Crescent Theatre, Birmingham, Sunday 8th September, 2013

 

Alan Bennett’s widely acclaimed play, examining approaches to and effects of education, is presented in this excellent production by Birmingham’s little gem of a theatre.  The house was full for this performance and I believe everyone went away happy and perhaps even edified a little.

The Headmaster of this fictional school is all too recognisable from life, fixated as he is by league tables and his obsession with being able to quantify everything.  He recruits Irwin, a supply teacher to help prepare a bunch of high fliers for their Oxbridge entrance exam.  Irwin’s methods are at odds with those of General Studies teacher, Hector, who sees education as enrichment for life rather than a means to jump over prescribed hurdles. The boys themselves come to appreciate the contrast in their deliveries, on their way to becoming rounded individuals and/or members of the academic elite.

Bennett treats us to comedy high and low.  One scene, in schoolboy French, is particularly funny, as the boys enact a transaction in a brothel.  Other moments are more subtle; and among the humour there are also moments of pathos.  Of all the boys Michael Jenkins shines as sensitive, lovelorn Posner, in a detailed and layered performance.  Jenkins’s singing voice is a particular asset for this production.  This is a young man with a future in musical theatre or there is no justice in the world.   Other standouts are David Harvey as Scripps, whose narration is assured and philosophical.  I also liked Scott Richards’s Lockwood and Gwill Milton’s Timms.  Robert Dean grows into the cockiness of school stud Dakin but needs to be more at home in himself from the outset, and Dominic Thompson needs to slow down his delivery of Rudge’s punchlines at times in order to maximise their effect.

Alan Marshall is a wonderful Hector, warm and funny, he holds the audience in his thrall as much as his charges.  The fact that his approach to education (along with his groping of the boys on his motorcycle) is damaging to the young men is treated largely as an undercurrent, balanced against preparation for exams as too limiting a function of the education system.

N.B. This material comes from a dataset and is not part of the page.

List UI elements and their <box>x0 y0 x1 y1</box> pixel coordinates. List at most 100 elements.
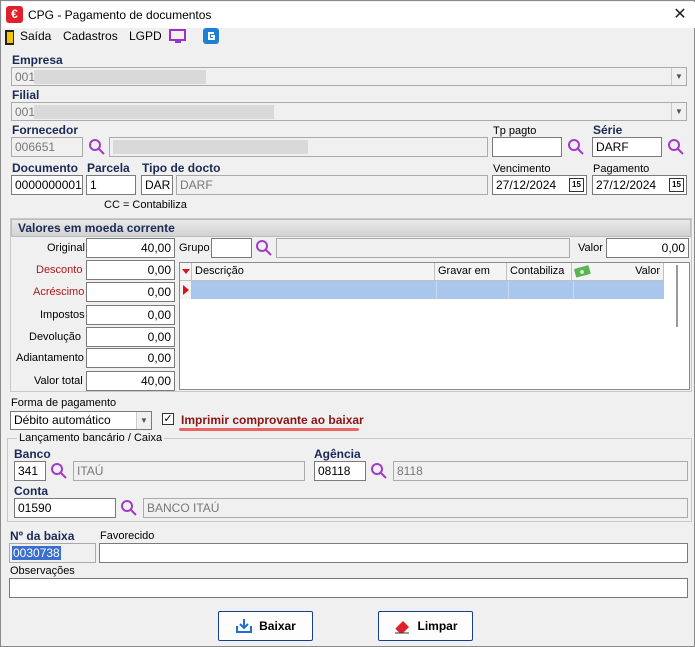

As young Irwin, Mark Payne is equally good, dazzling in the classroom, nervous and out of his depth outside of lessons. Annie Harris gives solid support as Mrs Lintott, who gets the choicest words to shout out in the staff room, and Brian Wilson is suitably uptight as the results-driven Headmaster.

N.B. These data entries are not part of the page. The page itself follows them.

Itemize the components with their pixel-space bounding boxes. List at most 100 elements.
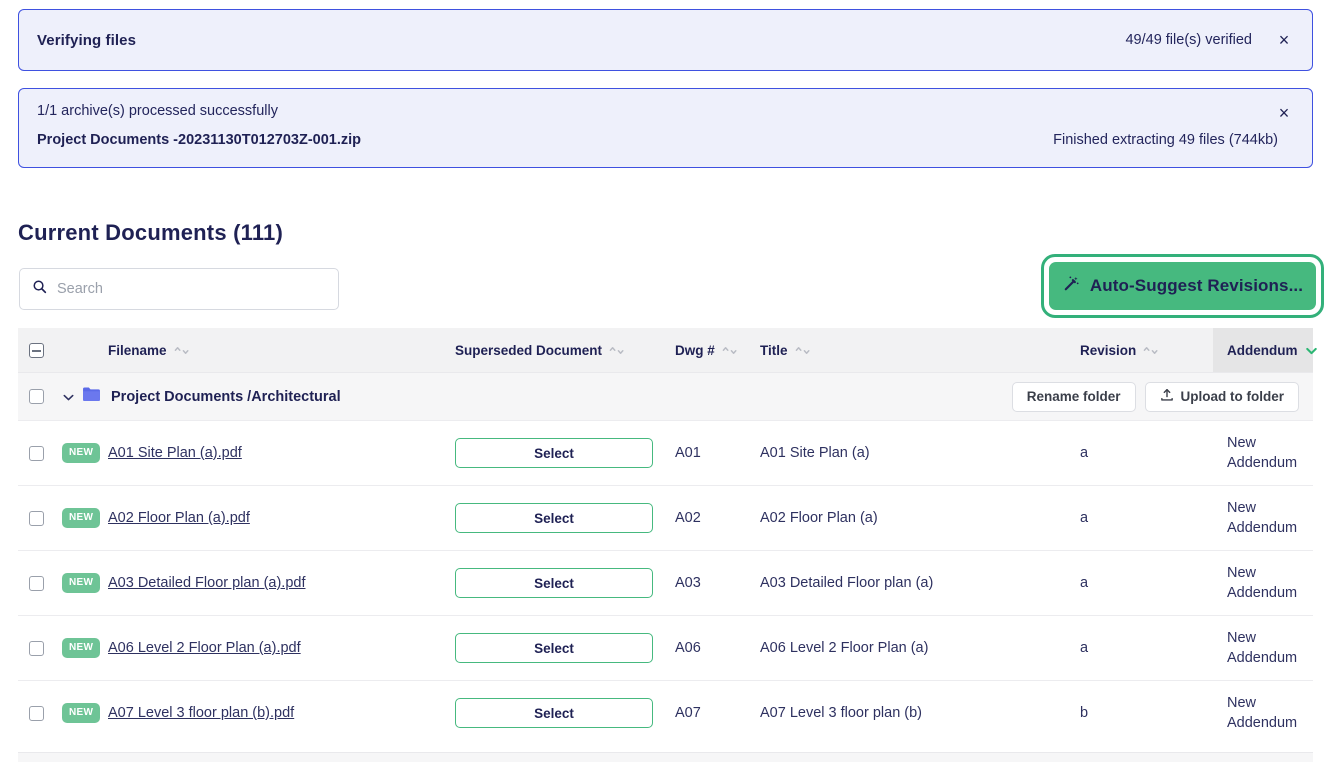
row-checkbox[interactable] (29, 510, 44, 526)
column-header-filename[interactable]: Filename (108, 328, 455, 372)
row-dwg-cell: A02 (675, 486, 760, 551)
search-box[interactable] (19, 268, 339, 310)
filename-link[interactable]: A01 Site Plan (a).pdf (108, 445, 242, 461)
column-header-superseded-document[interactable]: Superseded Document (455, 328, 675, 372)
dwg-value: A06 (675, 640, 701, 656)
row-select-cell (18, 421, 62, 486)
addendum-value[interactable]: New Addendum (1227, 498, 1303, 538)
column-header-title[interactable]: Title (760, 328, 1080, 372)
table-header-row: Filename Superseded Document Dwg # Title (18, 328, 1317, 372)
upload-icon (1160, 388, 1174, 405)
row-superseded-cell: Select (455, 551, 675, 616)
row-badge-cell: NEW (62, 486, 108, 551)
auto-suggest-revisions-button[interactable]: Auto-Suggest Revisions... (1049, 262, 1316, 310)
row-checkbox[interactable] (29, 445, 44, 461)
filename-link[interactable]: A03 Detailed Floor plan (a).pdf (108, 575, 305, 591)
column-label-revision: Revision (1080, 342, 1137, 358)
magic-wand-icon (1062, 275, 1080, 298)
row-title-cell: A01 Site Plan (a) (760, 421, 1080, 486)
chevron-down-icon[interactable] (63, 391, 74, 403)
select-superseded-button[interactable]: Select (455, 633, 653, 663)
column-header-dwg-number[interactable]: Dwg # (675, 328, 760, 372)
close-icon[interactable]: × (1274, 30, 1294, 50)
select-superseded-button[interactable]: Select (455, 568, 653, 598)
table-row[interactable]: NEW A02 Floor Plan (a).pdf Select A02 A0… (18, 485, 1313, 550)
column-label-title: Title (760, 342, 788, 358)
upload-to-folder-button[interactable]: Upload to folder (1144, 381, 1299, 412)
next-folder-group-row-partial[interactable] (18, 752, 1313, 762)
row-dwg-cell: A06 (675, 616, 760, 681)
row-select-cell (18, 616, 62, 681)
select-superseded-button[interactable]: Select (455, 698, 653, 728)
sort-toggle-icon[interactable] (795, 346, 811, 355)
sort-toggle-icon[interactable] (722, 346, 738, 355)
sort-toggle-icon[interactable] (1143, 346, 1159, 355)
table-row[interactable]: NEW A01 Site Plan (a).pdf Select A01 A01… (18, 420, 1313, 485)
alert-right-group: 49/49 file(s) verified × (1125, 30, 1294, 50)
select-superseded-button[interactable]: Select (455, 438, 653, 468)
table-row[interactable]: NEW A07 Level 3 floor plan (b).pdf Selec… (18, 680, 1313, 745)
revision-value: a (1080, 510, 1089, 526)
row-badge-cell: NEW (62, 681, 108, 746)
rename-folder-button[interactable]: Rename folder (1011, 381, 1136, 412)
row-checkbox[interactable] (29, 640, 44, 656)
folder-icon (82, 386, 101, 407)
new-badge: NEW (62, 703, 101, 723)
filename-link[interactable]: A07 Level 3 floor plan (b).pdf (108, 705, 294, 721)
table-row[interactable]: NEW A06 Level 2 Floor Plan (a).pdf Selec… (18, 615, 1313, 680)
auto-suggest-label: Auto-Suggest Revisions... (1089, 276, 1304, 295)
row-filename-cell: A07 Level 3 floor plan (b).pdf (108, 681, 455, 746)
row-title-cell: A02 Floor Plan (a) (760, 486, 1080, 551)
dwg-value: A01 (675, 445, 701, 461)
folder-actions: Rename folder Upload to folder (1011, 381, 1313, 412)
column-header-revision[interactable]: Revision (1080, 328, 1213, 372)
filename-link[interactable]: A02 Floor Plan (a).pdf (108, 510, 250, 526)
row-addendum-cell: New Addendum (1213, 551, 1313, 616)
row-filename-cell: A01 Site Plan (a).pdf (108, 421, 455, 486)
table-row[interactable]: NEW A03 Detailed Floor plan (a).pdf Sele… (18, 550, 1313, 615)
title-value: A06 Level 2 Floor Plan (a) (760, 640, 929, 656)
row-addendum-cell: New Addendum (1213, 616, 1313, 681)
column-header-addendum[interactable]: Addendum (1213, 328, 1317, 372)
sort-toggle-icon[interactable] (609, 346, 625, 355)
row-badge-cell: NEW (62, 616, 108, 681)
row-superseded-cell: Select (455, 421, 675, 486)
row-superseded-cell: Select (455, 616, 675, 681)
select-all-checkbox[interactable] (29, 342, 44, 358)
search-input[interactable] (55, 280, 326, 298)
archive-extract-status: Finished extracting 49 files (744kb) (1053, 132, 1278, 148)
addendum-value[interactable]: New Addendum (1227, 628, 1303, 668)
alert-archive-subtitle: 1/1 archive(s) processed successfully (37, 103, 278, 119)
addendum-value[interactable]: New Addendum (1227, 693, 1303, 733)
sort-desc-icon[interactable] (1305, 346, 1318, 355)
filename-link[interactable]: A06 Level 2 Floor Plan (a).pdf (108, 640, 301, 656)
row-revision-cell: a (1080, 551, 1213, 616)
close-icon[interactable]: × (1274, 103, 1294, 123)
column-label-dwg: Dwg # (675, 342, 715, 358)
row-select-cell (18, 681, 62, 746)
revision-value: a (1080, 445, 1089, 461)
addendum-value[interactable]: New Addendum (1227, 433, 1303, 473)
alert-archive-processed: 1/1 archive(s) processed successfully × … (18, 88, 1313, 168)
dwg-value: A02 (675, 510, 701, 526)
alert-verifying-files: Verifying files 49/49 file(s) verified × (18, 9, 1313, 71)
documents-table: Filename Superseded Document Dwg # Title (18, 328, 1317, 745)
row-select-cell (18, 486, 62, 551)
addendum-value[interactable]: New Addendum (1227, 563, 1303, 603)
title-value: A02 Floor Plan (a) (760, 510, 878, 526)
row-superseded-cell: Select (455, 681, 675, 746)
select-all-cell (18, 328, 62, 372)
row-title-cell: A07 Level 3 floor plan (b) (760, 681, 1080, 746)
folder-select-checkbox[interactable] (29, 389, 44, 404)
row-dwg-cell: A03 (675, 551, 760, 616)
row-dwg-cell: A01 (675, 421, 760, 486)
column-label-filename: Filename (108, 342, 167, 358)
row-checkbox[interactable] (29, 705, 44, 721)
sort-toggle-icon[interactable] (174, 346, 190, 355)
column-label-superseded: Superseded Document (455, 342, 603, 358)
dwg-value: A07 (675, 705, 701, 721)
folder-group-row[interactable]: Project Documents /Architectural Rename … (18, 372, 1313, 420)
auto-suggest-highlight-ring: Auto-Suggest Revisions... (1041, 254, 1324, 318)
row-checkbox[interactable] (29, 575, 44, 591)
select-superseded-button[interactable]: Select (455, 503, 653, 533)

There are a few moments when the energy of some scenes seems to drop but for the most part, director Ian Robert Moule gets the tone just right.  Keith Harris’s multi-levelled set allows for swift and efficient transitions, accompanied by bursts of 80s hits to remind us we are looking back, just as the boys are looking back in their history classes.

Set in the 1980s, the play is still all too relevant today, considering we have a Minister for Education who seems to equate memory with achievement.  Sad to relate, only one point made seems to have been overridden: there are now female historians on the telly – Bennett did not foresee the advent of Mary Beard.